Problem of the day
You are given N number of intervals, where each interval contains two integers denoting the start time and the end time for the interval.
The task is to merge all the overlapping intervals and return the list of merged intervals sorted by increasing order of their start time.
Two intervals [A,B] and [C,D] are said to be overlapping with each other if there is at least one integer that is covered by both of them.
For example:
For the given 5 intervals - [1, 4], [3, 5], [6, 8], [10, 12], [8, 9].
Since intervals [1, 4] and [3, 5] overlap with each other, we will merge them into a single interval as [1, 5].
Similarly, [6, 8] and [8, 9] overlap, merge them into [6,9].
Interval [10, 12] does not overlap with any interval.
Final List after merging overlapping intervals: [1, 5], [6, 9], [10, 12].
The first line of input contains an integer N, the number of intervals.

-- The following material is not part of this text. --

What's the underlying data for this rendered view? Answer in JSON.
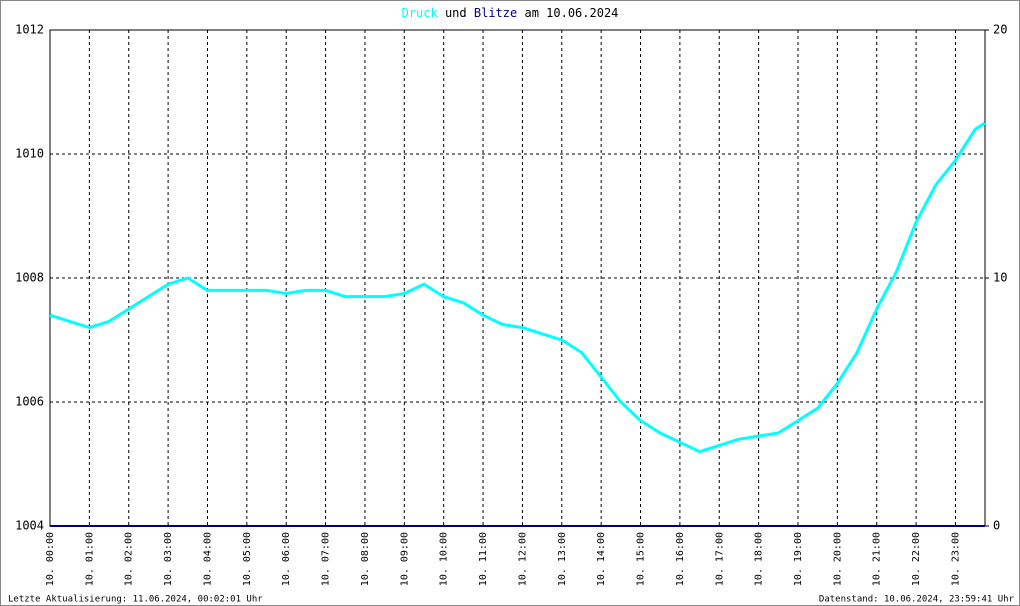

The second line of input contains N integers, i.e. all the start times of the N intervals.
The third line of input contains N integers, i.e. all the end times of the N intervals.
Output Format:
Print S lines, each contains two single space-separated integers A, and B, where S is the size of the merged array of intervals, 'A' is the start time of an interval and 'B' is the end time of the same interval.
Note
You do not need to print anything, it has already been taken care of. Just implement the given function.
1 <= N <= 10^5
0 <= START, FINISH <= 10^9
Time Limit: 1sec
2
1 3
3 5
1 5
Since these two intervals overlap at point 3 so we merge them and the new interval becomes (1,5).
5
1 3 6 8 10
4 5 8 9 12
1 5
6 9
10 12
For each interval check all intervals and merge the overlapping ones.
In the brute force approach, mark each interval as non visited. Now for each non-visited interval, while there exists an overlapping interval with the current interval we will merge both intervals, update the current interval with the largest of both intervals, and mark them visited.
Note: Two intervals will be considered to be overlapping if the start time of one interval is less than or equal to the finish time of another interval, and greater than or equal to the start time of that interval.
O(N^2), where N is the number of intervals.
In the worst case, for each interval, we will be checking all other intervals.
O(N), where N is the number of intervals.
In the worst case, we will be using an extra array of size N to mark intervals visited.